§26.2 Basic Definitions

A permutation is a one-to-one and onto function from a non-empty set to itself. If the set consists of the integers 1 through $n$, a permutation $\sigma$ can be thought of as a rearrangement of these integers where the integer in position $j$ is $\sigma (j)$. Thus $231$ is the permutation $\sigma (1)=2$, $\sigma (2)=3$, $\sigma (3)=1$.

Given a finite set $S$ with permutation $\sigma$, a cycle is an ordered equivalence class of elements of $S$ where $j$ is equivalent to $k$ if there exists an $\mathrm{\ell }=\mathrm{\ell }(j,k)$ such that $j={\sigma }^{\mathrm{\ell }}(k)$, where ${\sigma }^1=\sigma$ and ${\sigma }^{\mathrm{\ell }}$ is the composition of $\sigma$ with ${\sigma }^{\mathrm{\ell }-1}$. It is ordered so that $\sigma (j)$ follows $j$. If, for example, a permutation of the integers 1 through 6 is denoted by $256413$, then the cycles are $\left(1,2,5\right)$, $\left(3,6\right)$, and $\left(4\right)$. Here $\sigma (1)=2,\sigma (2)=5$, and $\sigma (5)=1$. The function $\sigma$ also interchanges 3 and 6, and sends 4 to itself.
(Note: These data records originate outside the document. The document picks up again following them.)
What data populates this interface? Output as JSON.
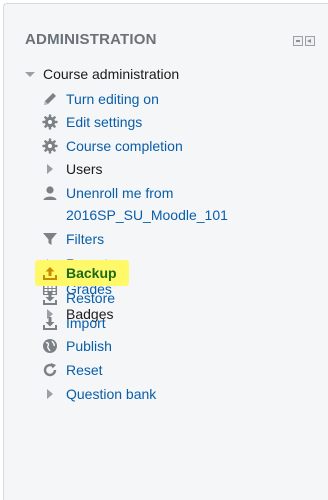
{
  "block": {
    "title": "ADMINISTRATION",
    "controls": {
      "hide_icon": "minus-square-icon",
      "dock_icon": "dock-left-icon"
    }
  },
  "tree": {
    "root": {
      "label": "Course administration",
      "icon": "triangle-down-icon"
    },
    "items": [
      {
        "label": "Turn editing on",
        "icon": "pencil-icon",
        "type": "link"
      },
      {
        "label": "Edit settings",
        "icon": "gear-icon",
        "type": "link"
      },
      {
        "label": "Course completion",
        "icon": "gear-icon",
        "type": "link"
      },
      {
        "label": "Users",
        "icon": "triangle-right-icon",
        "type": "branch"
      },
      {
        "label": "Unenroll me from",
        "label2": "2016SP_SU_Moodle_101",
        "icon": "user-icon",
        "type": "link"
      },
      {
        "label": "Filters",
        "icon": "filter-icon",
        "type": "link"
      },
      {
        "label": "Reports",
        "icon": "triangle-right-icon",
        "type": "branch"
      },
      {
        "label": "Grades",
        "icon": "grades-table-icon",
        "type": "link"
      },
      {
        "label": "Badges",
        "icon": "triangle-right-icon",
        "type": "branch"
      },
      {
        "label": "Backup",
        "icon": "upload-icon",
        "type": "link",
        "highlighted": true
      },
      {
        "label": "Restore",
        "icon": "download-icon",
        "type": "link"
      },
      {
        "label": "Import",
        "icon": "download-icon",
        "type": "link"
      },
      {
        "label": "Publish",
        "icon": "globe-icon",
        "type": "link"
      },
      {
        "label": "Reset",
        "icon": "reset-icon",
        "type": "link"
      },
      {
        "label": "Question bank",
        "icon": "triangle-right-icon",
        "type": "branch"
      }
    ]
  },
  "colors": {
    "link": "#0a5ea8",
    "text": "#1b1b1b",
    "highlight": "#fff96a",
    "highlight_text": "#1a6a1a",
    "block_bg": "#f4f6f8"
  }
}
A lattice path is a directed path on the plane integer lattice $\{0,1,2,\mathrm{\dots }\}\times \{0,1,2,\mathrm{\dots }\}$. Unless otherwise specified, it consists of horizontal segments corresponding to the vector $(1,0)$ and vertical segments corresponding to the vector $(0,1)$. For an example see Figure 26.9.2.

A k-dimensional lattice path is a directed path composed of segments that connect vertices in ${\{0,1,2,\mathrm{\dots }\}}^k$ so that each segment increases one coordinate by exactly one unit.

A partition of a set $S$ is an unordered collection of pairwise disjoint nonempty sets whose union is $S$. As an example, $\{1,3,4\}$, $\{2,6\}$, $\{5\}$ is a partition of $\{1,2,3,4,5,6\}$.

A partition of a nonnegative integer $n$ is an unordered collection of positive integers whose sum is $n$. As an example, $\{1,1,1,2,4,4\}$ is a partition of 13. The total number of partitions of $n$ is denoted by $p\left(n\right)$. See Table 26.2.1 for $n=0(1)50$. For the actual partitions ($\pi$) for $n=1(1)5$ see Table 26.4.1.

The integers whose sum is $n$ are referred to as the parts in the partition. The example $\{1,1,1,2,4,4\}$ has six parts, three of which equal 1.